Hell is other people, particularly during a pandemic. A handshake is a terrible idea, and conventional wisdom says riding in a crowded subway car is practically a death wish. More people are working from home, isolated from their usual day-to-day contact with coworkers and friends. But right now everyone who feels isolated or anxious or desperate has a friend who also happens to be a famous person, who also happens to have starred in one of the great films about human loneliness and our desire for connection. In Robert Zemeckis’ Cast Away, released in 2000, Tom Hanks played a FedEx systems engineer who ends up stranded on a desert island, the lone survivor of a plane crash. He makes use of the bits and pieces he finds in FedEx boxes that wash ashore. Using a smear of blood from his own hand, the result of an accidental cut, he paints a face on a salvaged volleyball. With this not-real person, whom he names Wilson, he creates a miniature civilization for himself. This is the only close-to-human face he’ll see for four years.
On the evening of March 11, Hanks announced in a tweet that he and his wife, the actor and singer Rita Wilson, both in Australia for a movie Hanks is working on, had both tested positive for the Coronavirus. He describes some of the symptoms they’d experienced: They’d felt a bit tired, as if they had colds; they had a few body aches; Rita had had some chills that came and went; both had slight fevers. They decided to get tested. The fact that they’re in Australia, where tests aren’t in short supply as they are in the United States, meant they were able to. Also: Yes, they are famous people, with access to things that are out of reach of the rest of us mere mortals. Regardless, they wanted to do the right thing, and in light of the results they got, Hanks said this: “Well, now. What to do next? The Medical Officials have protocols that must be followed. We Hanks’ will be tested, observed, and isolated for as long as public health and safety requires. Not much more to it than a one-day-at-a-time approach, no?”
The news that Hanks and Wilson have contracted the virus is mildly alarming: If Tom Hanks, our most famous everyman actor, can get Coronavirus, I can too! But it’s also reassuring: Tom Hanks has the Coronavirus, but he’s not panicking and he’s taking all the proper precautions. Particularly for those who live in the United States, where the Administration has been dangerously downplaying the risk, Hanks’ honesty by itself is a salve. Again, he’s a famous person of means, with access to great medical care. But past a certain point, a lethal virus doesn’t care how much money you’ve got. Hanks and Wilson are as vulnerable as any members of the 60-plus age group, who have the greatest risk of becoming critically ill. Yet the mood of his tweet—its cautious “Let’s see what happens, while keeping others safe” optimism—is just what most people seem to need right now.
There’s also the simple fact that when a famous person contracts a disease, that illness suddenly seems more real to people. In late July 1985, Rock Hudson announced, at age 59, that he had AIDS. He died four months later. His public admission was significant for several reasons: In the early 1980s, AIDS was treated largely as a “gay scourge”; some religious groups saw it as a kind of divine punishment, a way of clearing the Earth of their version of evil. (Something for younger people to consider before they hit the “post” button on that “Bye Boomer!” Coronavirus tweet.) Hudson didn’t come out as gay during his lifetime, though stories about his sexuality had circulated around Hollywood since the early days of his career.
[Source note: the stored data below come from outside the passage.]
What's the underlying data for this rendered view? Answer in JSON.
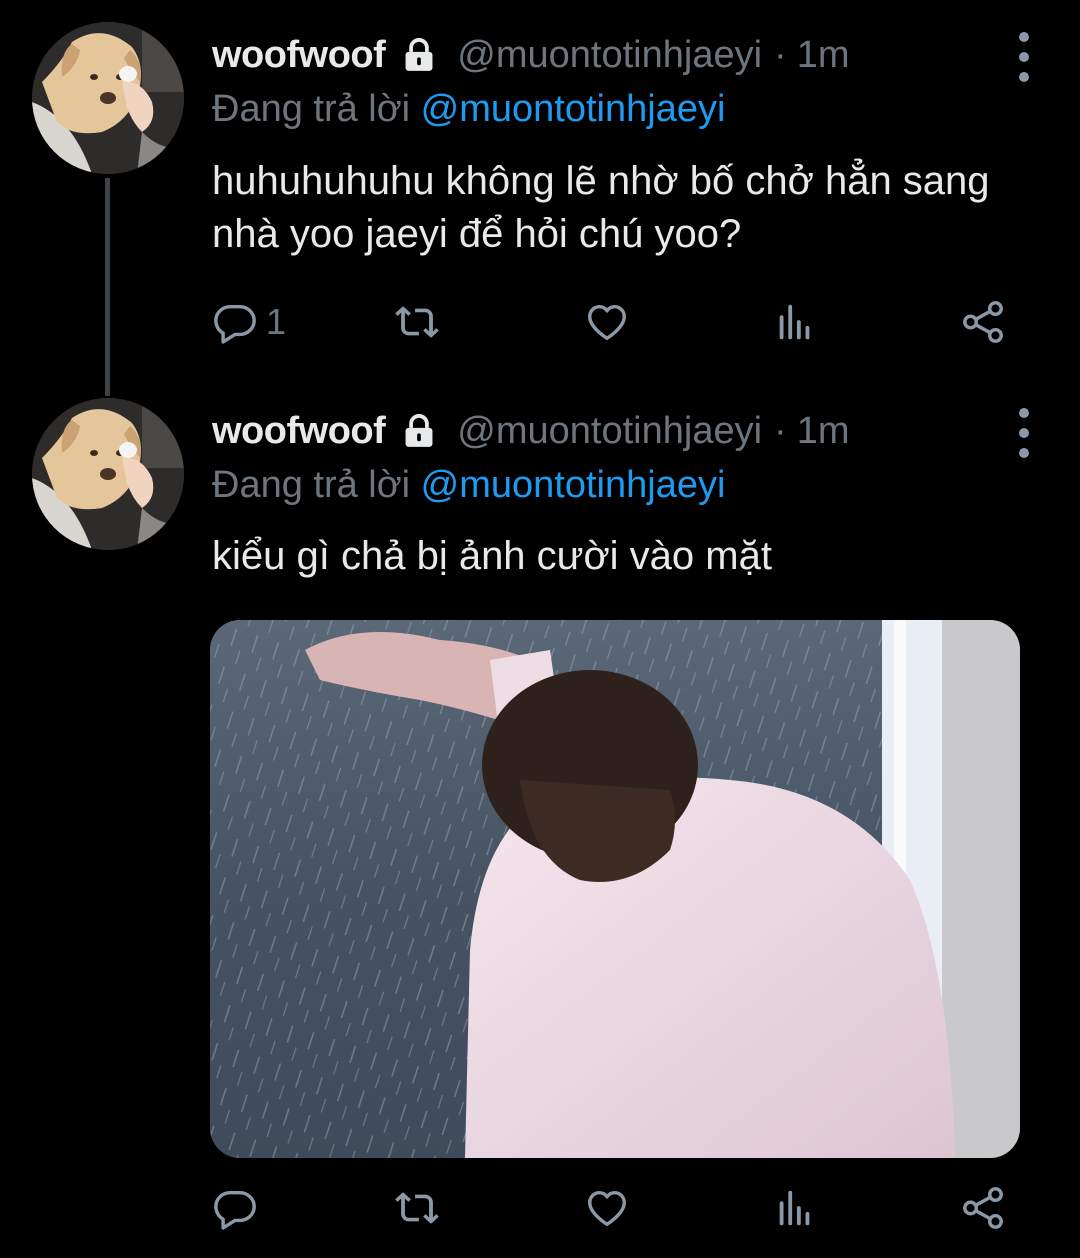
{
  "colors": {
    "background": "#000000",
    "text_primary": "#e7e9ea",
    "text_secondary": "#6e767d",
    "link": "#1d9bf0",
    "thread_line": "#3d4247"
  },
  "tweets": [
    {
      "display_name": "woofwoof",
      "handle": "@muontotinhjaeyi",
      "separator": "·",
      "time": "1m",
      "reply_prefix": "Đang trả lời",
      "reply_handle": "@muontotinhjaeyi",
      "text": "huhuhuhuhu không lẽ nhờ bố chở hẳn sang nhà yoo jaeyi để hỏi chú yoo?",
      "reply_count": "1",
      "icons": [
        "lock-icon",
        "more-icon",
        "reply-icon",
        "retweet-icon",
        "like-icon",
        "views-icon",
        "share-icon"
      ]
    },
    {
      "display_name": "woofwoof",
      "handle": "@muontotinhjaeyi",
      "separator": "·",
      "time": "1m",
      "reply_prefix": "Đang trả lời",
      "reply_handle": "@muontotinhjaeyi",
      "text": "kiểu gì chả bị ảnh cười vào mặt",
      "reply_count": "",
      "has_media": true,
      "icons": [
        "lock-icon",
        "more-icon",
        "reply-icon",
        "retweet-icon",
        "like-icon",
        "views-icon",
        "share-icon"
      ]
    }
  ]
}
But Hudson was famous, a movie star people loved. He was also only roughly 14 years younger than our president at the time, Ronald Reagan, who refused to speak publicly about the AIDS crisis until it was well past being an epidemic and held back on development of treatments that could have saved millions of lives. Moviegoers who had grown up with Rock Hudson—even if they were hardcore-conservative Reagan supporters—suddenly had a human face to associate with a disease they might have earlier thought wasn’t worth caring about. Similarly, if there are still people in the United States who believe the Coronavirus is a hoax, would they be able to say it to Tom Hanks’ face?
For the rest of us—for people who understand what the risks are, and are taking precautions and hoping for the best—Hanks isn’t just a calming presence (which would be enough), but a reminder of something else. Art—which includes movies, and thus includes the work of actors—is the finest expression of humankind’s spirit and complexity, of its contradictions but also its surprising depths. Art keeps us going during terrible times, and it endures after the people who have made it are gone. Art is a face, a smear of human blood on a volleyball. Hell is other people, until that moment you look around and ask, “Where is everybody?” That’s when Tom Hanks is there for you. He’s your face; he’s your Wilson.